Haberiniz var mı? Bilemiyorum. Ankara’ya yürüyen bir bayan var bugünlerde adı Aylin Kotil. Tek amacı, seçim barajının yüzde ondan aşağıya çekilmesi yönünde bireysel tepkisini oraya koymak.
Her dört yılda bir seçim yapıyoruz, sandığa gidiyoruz. Mecliste görmek istediğimiz partilere oy veriyoruz. Seçilen milletvekilleri halk adına, halkın sorunları adına çözüm üretmesi adına, mesaisini harcasın diye yetki veriyoruz. Adına, TÜRKİYE CUMHURİYETİ MİLLETVEKİLİ dediğimiz, saygıdeğer(!) vekillerimizi meclis salonlarında uyusun diye meclise göndermiyoruz. Ne yapıyoruz? Seçiyoruz, milletvekillerini oto kontrol yok, denetim yok. Sadece özel işlerimiz düştüğünde, iş başvurusu, tayin, atama, görevde usulsüz yükselme… gibi  birçok boş ve anlamsız konularda işimizi gördüğümüzde ve bu işleri başarılı bir şekilde lehimize sonuçlandırdığımızda o, milletvekili bizim fenomenimiz, değişmezimiz oluyor. Türkiye’de milletvekilliği görev tanımı maalesef bu, acı gerçeğimiz. Asla kabullenemeyeceğimiz gerçeğimiz.

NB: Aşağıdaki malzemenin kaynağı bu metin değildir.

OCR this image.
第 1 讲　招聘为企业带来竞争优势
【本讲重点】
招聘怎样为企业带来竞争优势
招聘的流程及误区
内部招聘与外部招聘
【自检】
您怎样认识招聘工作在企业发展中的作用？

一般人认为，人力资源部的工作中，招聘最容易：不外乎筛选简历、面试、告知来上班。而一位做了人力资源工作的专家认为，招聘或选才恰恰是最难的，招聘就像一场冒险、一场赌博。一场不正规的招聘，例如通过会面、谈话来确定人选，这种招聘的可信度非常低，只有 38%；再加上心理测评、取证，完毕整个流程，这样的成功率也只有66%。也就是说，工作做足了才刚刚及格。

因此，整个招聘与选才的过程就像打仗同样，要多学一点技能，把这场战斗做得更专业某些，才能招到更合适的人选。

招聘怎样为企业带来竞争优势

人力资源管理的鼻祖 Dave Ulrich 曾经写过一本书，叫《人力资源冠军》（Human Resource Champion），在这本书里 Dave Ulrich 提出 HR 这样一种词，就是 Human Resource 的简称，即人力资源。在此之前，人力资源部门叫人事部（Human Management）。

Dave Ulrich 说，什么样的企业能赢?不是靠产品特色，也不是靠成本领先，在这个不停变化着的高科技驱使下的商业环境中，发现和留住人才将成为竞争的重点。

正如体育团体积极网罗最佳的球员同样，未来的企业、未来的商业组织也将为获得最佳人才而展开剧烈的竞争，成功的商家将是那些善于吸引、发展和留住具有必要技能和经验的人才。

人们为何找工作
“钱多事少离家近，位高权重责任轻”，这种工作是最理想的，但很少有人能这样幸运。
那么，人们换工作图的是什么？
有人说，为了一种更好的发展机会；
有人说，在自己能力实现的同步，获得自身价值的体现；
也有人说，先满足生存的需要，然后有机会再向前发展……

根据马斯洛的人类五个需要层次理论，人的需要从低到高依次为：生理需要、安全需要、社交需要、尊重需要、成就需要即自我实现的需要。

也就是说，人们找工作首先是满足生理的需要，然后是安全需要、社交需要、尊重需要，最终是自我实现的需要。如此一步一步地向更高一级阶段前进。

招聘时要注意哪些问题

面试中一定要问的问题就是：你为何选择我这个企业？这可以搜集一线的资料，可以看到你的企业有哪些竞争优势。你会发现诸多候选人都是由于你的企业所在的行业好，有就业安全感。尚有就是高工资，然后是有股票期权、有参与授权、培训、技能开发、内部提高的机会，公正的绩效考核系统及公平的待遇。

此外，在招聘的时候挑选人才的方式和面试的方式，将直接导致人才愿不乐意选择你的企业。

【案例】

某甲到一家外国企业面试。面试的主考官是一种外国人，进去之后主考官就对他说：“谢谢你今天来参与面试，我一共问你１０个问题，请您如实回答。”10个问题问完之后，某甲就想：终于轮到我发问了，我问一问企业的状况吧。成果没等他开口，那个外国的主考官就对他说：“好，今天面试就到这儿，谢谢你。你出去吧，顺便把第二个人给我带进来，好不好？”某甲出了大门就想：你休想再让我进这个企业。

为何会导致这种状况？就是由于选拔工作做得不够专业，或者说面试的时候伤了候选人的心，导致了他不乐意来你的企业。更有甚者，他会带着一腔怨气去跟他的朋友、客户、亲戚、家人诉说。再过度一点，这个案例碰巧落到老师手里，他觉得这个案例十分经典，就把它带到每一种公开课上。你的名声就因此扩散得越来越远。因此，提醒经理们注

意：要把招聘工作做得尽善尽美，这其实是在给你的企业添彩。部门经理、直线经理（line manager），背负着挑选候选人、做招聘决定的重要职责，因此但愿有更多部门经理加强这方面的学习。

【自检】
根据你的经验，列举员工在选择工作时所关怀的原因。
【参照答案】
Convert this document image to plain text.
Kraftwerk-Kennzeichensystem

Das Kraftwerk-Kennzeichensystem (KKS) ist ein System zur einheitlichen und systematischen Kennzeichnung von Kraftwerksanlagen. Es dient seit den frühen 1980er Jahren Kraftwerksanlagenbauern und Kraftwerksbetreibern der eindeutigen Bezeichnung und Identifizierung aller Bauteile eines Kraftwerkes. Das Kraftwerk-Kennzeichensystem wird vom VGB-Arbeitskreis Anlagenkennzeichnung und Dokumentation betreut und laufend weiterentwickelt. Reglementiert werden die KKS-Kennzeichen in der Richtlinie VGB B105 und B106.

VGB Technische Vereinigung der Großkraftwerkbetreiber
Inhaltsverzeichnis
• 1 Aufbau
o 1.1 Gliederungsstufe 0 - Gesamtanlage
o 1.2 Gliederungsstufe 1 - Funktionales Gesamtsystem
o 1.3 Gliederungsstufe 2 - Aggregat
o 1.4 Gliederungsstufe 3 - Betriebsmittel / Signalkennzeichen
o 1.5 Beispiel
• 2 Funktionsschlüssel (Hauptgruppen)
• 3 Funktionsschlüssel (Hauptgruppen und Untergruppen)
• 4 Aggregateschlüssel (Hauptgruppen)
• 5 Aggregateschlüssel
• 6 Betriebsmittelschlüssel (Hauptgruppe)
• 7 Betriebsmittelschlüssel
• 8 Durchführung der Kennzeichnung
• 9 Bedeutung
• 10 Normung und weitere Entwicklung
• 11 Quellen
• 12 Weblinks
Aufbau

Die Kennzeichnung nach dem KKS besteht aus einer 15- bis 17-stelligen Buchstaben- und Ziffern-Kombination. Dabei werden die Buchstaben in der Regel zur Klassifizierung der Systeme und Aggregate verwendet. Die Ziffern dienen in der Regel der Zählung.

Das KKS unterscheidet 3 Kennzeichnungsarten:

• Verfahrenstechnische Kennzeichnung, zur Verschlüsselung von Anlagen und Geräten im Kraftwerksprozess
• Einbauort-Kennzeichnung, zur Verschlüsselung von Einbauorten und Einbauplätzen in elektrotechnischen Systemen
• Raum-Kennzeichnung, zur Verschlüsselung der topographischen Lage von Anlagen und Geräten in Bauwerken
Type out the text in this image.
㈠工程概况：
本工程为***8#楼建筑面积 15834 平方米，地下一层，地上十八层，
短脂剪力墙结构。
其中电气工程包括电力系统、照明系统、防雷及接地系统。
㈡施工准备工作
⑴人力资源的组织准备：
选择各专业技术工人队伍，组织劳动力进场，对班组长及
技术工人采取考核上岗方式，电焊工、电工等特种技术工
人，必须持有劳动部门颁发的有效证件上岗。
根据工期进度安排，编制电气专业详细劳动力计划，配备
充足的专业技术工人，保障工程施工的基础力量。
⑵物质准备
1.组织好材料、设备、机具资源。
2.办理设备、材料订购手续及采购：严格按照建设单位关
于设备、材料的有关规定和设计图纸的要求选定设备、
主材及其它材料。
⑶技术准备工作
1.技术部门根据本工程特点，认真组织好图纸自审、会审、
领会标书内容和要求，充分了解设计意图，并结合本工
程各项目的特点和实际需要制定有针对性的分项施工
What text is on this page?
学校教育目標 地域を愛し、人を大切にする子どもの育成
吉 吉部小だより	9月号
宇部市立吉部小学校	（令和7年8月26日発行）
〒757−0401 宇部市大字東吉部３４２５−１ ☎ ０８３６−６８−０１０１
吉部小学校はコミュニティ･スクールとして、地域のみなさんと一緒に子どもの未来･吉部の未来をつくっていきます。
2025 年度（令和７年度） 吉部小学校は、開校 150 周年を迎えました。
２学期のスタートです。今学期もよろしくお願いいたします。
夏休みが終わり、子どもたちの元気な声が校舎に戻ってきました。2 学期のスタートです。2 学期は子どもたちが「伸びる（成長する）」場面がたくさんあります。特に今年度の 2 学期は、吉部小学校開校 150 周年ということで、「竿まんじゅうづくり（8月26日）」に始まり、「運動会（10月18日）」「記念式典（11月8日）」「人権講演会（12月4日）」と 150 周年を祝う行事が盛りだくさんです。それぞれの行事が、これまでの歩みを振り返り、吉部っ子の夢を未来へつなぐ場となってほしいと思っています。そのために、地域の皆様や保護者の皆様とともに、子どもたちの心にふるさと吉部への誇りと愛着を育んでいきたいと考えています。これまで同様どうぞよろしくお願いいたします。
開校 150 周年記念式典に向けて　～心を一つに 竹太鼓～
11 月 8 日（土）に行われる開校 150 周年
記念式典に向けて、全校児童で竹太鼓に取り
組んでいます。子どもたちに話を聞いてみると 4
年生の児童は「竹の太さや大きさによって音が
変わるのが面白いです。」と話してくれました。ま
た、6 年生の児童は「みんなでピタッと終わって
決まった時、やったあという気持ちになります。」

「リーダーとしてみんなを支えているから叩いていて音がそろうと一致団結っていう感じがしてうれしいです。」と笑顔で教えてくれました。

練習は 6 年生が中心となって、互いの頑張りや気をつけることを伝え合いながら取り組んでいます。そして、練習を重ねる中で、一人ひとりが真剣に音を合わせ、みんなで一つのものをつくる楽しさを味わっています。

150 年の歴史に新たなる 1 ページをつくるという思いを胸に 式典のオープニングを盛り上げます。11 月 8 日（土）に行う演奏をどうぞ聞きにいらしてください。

Milletvekilleri adı üstünde halkı temsil ederler. Bu temsil yetkisi ile ellerindeki yetkileri halkın menfaatleri doğrultusunda kullanmaları gerekirken, yasa yapma hakkı verdiğimiz vekiller azınlıklar dâhil birçok insanın temsilde adalet hakkının savunulması adına proje üretmeleri gerekirken, tek başlılık adı altında diğer düşüncelerde olan insanları (kendisi gibi düşünmeyen insanlar) meclise sokmamak için yükseltilen seçim barajı düşürülmemiş… Bunda kasıt arıyorum ve bundan eminim birçok insan en az benim kadar rahatsızdır!
Sonuç olarak sözü fazla uzatmadan şuan büyük meclis çatısı altından toplanmış sayısı  beş yüz elliye varan milletvekillerinin yapması gerekeni bir kadın tek başına yapıyor. Temsilde adaletten bahis etmek sizce mümkün mü? Hayır. Yüreğini  ortaya koyarak azınlıkların hakkının aranması adına hatta eski eşinin bir siyasi olmasına aldırmadan yollara düşen kadına Sayın Aylin Kotil Hanım efendiye kucak dolusu saygılarımı, sevgileri mi gönderiyor, mecliste görev yapan milletvekillerini istifaya çağırıyorum.